Où les avis sont publiés
Tout part d'un seul endroit. La Direction Générale des Marchés Publics publie sur son site les avis, les dossiers et les résultats. Quatre familles de rubriques, et il vaut la peine de savoir laquelle sert à quoi.
- La planification. Les plans de passation annoncent ce que chaque administration compte lancer dans l'année. C'est la rubrique la moins consultée et la plus utile : elle vous prévient des mois à l'avance.
- Les appels à la concurrence. Les avis en cours. C'est ce que tout le monde regarde, souvent trop tard.
- Les résultats. Qui a été retenu, pour quel objet, à quel montant.
- Le suivi de l'exécution. Les marchés contrôlés puis approuvés.
Le dossier d'appel d'offres complet s'y consulte en clair, clauses comprises. Prenez l'habitude d'en ouvrir un même quand vous ne comptez pas répondre. C'est là que se lisent les exigences réelles, et elles se ressemblent beaucoup d'un marché à l'autre.
Le dossier ne se télécharge pas, il s’achète
Première surprise pour qui débute : consulter l'avis est gratuit, participer ne l'est pas. Le dossier d'appel d'offres s'achète, et le paiement se fait au Trésor public.
Deux conséquences pratiques. La première : c'est un déplacement et une écriture comptable, pas un clic. Prévoyez le délai. La seconde coûte plus cher quand on l'ignore : vous devrez joindre à votre offre la preuve de ce paiement. Avoir payé ne suffit pas, il faut le document qui le prouve, et il doit être dans le pli. Une offre déposée sans cette preuve est écartée même quand le paiement a bien eu lieu.
Trois enveloppes, trois examens
Un dossier de réponse n'est pas un document. Ce sont trois enveloppes distinctes, déposées ensemble dans un même grand pli.
- L'enveloppe administrative et juridique. Elle prouve que votre entreprise existe légalement, qu'elle est à jour de ses obligations, et qu'elle a le droit de contracter avec l'État.
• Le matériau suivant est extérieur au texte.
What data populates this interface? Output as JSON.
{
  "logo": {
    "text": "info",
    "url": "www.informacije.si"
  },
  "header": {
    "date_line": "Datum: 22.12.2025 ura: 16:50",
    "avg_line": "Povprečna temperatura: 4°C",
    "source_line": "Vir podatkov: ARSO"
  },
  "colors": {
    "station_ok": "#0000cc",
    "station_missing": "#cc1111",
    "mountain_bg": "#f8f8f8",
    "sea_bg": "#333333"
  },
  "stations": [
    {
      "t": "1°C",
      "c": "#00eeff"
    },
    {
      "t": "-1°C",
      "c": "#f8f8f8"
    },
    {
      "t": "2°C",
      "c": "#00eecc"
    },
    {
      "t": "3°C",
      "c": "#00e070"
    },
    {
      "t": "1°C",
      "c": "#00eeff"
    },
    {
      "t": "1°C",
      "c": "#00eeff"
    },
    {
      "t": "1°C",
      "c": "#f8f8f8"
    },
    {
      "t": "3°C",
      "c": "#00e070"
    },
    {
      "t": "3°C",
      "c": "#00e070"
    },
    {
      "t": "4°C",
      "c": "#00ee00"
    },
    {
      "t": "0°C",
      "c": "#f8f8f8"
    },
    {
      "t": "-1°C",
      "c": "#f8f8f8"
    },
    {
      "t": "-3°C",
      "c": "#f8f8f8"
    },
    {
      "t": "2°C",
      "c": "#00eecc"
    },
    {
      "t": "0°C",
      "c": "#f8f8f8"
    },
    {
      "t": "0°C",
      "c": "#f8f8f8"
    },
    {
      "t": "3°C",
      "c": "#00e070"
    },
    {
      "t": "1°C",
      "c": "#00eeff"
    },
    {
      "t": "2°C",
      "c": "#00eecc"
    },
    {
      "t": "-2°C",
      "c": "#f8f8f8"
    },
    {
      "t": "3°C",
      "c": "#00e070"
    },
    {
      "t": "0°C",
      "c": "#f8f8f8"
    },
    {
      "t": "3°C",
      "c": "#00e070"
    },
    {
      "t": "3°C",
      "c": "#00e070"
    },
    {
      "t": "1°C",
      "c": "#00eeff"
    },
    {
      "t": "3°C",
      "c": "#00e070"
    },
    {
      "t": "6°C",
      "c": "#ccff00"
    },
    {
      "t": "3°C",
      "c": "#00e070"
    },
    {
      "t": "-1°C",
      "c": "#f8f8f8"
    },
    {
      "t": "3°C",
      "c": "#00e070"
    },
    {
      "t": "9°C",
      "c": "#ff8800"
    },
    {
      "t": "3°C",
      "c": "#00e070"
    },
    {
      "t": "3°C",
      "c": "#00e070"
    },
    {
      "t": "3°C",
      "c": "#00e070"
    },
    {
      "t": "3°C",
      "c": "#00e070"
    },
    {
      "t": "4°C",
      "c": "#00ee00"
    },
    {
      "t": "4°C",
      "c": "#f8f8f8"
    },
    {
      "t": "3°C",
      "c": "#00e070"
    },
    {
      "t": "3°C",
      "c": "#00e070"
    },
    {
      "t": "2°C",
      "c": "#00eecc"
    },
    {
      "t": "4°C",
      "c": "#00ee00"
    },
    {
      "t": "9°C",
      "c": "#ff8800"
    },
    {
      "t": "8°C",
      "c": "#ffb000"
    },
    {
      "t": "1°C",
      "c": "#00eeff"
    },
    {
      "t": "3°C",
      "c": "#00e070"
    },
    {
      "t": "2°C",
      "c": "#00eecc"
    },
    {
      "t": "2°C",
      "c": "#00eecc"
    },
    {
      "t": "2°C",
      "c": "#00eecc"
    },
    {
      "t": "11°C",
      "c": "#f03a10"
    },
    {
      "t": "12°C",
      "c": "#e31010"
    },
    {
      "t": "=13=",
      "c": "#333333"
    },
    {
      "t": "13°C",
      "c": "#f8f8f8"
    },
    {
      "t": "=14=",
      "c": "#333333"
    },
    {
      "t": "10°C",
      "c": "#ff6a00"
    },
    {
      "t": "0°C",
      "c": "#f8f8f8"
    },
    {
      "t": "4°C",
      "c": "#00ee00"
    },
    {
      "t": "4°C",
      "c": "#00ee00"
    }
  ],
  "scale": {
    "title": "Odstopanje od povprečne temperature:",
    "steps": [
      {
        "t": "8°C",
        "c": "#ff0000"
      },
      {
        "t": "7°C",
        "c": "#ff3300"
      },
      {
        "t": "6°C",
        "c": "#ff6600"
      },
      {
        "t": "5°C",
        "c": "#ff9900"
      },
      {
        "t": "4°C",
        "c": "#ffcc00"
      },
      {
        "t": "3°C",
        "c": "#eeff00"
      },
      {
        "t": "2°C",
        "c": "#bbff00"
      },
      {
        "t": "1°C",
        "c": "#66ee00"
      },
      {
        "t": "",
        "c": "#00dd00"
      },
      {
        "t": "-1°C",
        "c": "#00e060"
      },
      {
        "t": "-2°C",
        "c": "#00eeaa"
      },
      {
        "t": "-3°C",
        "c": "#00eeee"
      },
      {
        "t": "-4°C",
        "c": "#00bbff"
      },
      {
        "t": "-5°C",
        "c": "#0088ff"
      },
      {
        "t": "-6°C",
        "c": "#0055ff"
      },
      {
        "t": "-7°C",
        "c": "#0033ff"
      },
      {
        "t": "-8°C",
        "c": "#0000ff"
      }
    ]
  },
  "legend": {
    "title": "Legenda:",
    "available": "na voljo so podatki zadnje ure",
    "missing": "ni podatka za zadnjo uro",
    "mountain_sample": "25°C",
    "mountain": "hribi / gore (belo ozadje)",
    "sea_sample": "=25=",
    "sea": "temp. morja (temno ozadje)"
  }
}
- L'offre technique. Votre expérience générale et spécifique, votre matériel, votre personnel, votre méthodologie, votre planning d'exécution.
- L'offre financière. Vos prix, le cadre du bordereau, le détail quantitatif et estimatif.
Le contenu exact de chacune varie d'un marché à l'autre, et c'est votre dossier de consultation qui tranche, jamais celui du marché précédent. Retenez surtout la séparation : ces trois enveloppes ne sont pas examinées en même temps, ni selon la même logique.
La bascule : votre pli passe deux contrôles, pas un
Quand votre pli est ouvert, personne ne regarde encore votre prix. La commission commence par l'enveloppe administrative et vérifie une seule chose : les pièces demandées sont-elles présentes, et sont-elles conformes ? Ce premier examen ne juge ni votre expérience, ni votre matériel, ni le montant que vous proposez. Il juge des papiers.
Et il applique deux niveaux de sanction, que le dossier distingue en deux notes numérotées, faciles à survoler quand on cherche surtout le bordereau des prix.
Le premier niveau est sans appel. Sept pièces y figurent, et leur absence ou leur non-conformité entraîne la disqualification immédiate. Aucun rattrapage : le jour du dépôt, la pièce est là ou elle n'y est pas. Voilà le point qui coûte le plus cher : cinq de ces sept pièces ne dépendent pas de vous. Elles sont délivrées par un tiers, une administration, un établissement financier, une juridiction. Aucune ne s'obtient le matin du dépôt.
Le second niveau porte une autre liste, que le dossier autorise à compléter dans un délai fixé par l'autorité contractante. Beaucoup de dirigeants en concluent que ces pièces sont secondaires. Le dossier écrit le contraire : leur absence disqualifie aussi. Le délai est une tolérance de procédure, pas une dispense.
Ce qu’il faut en retenir
Un dossier n'est presque jamais rejeté parce qu'il est trop cher. Il est rejeté parce qu'il est incomplet, et il l'est avant que quiconque ait ouvert votre offre financière.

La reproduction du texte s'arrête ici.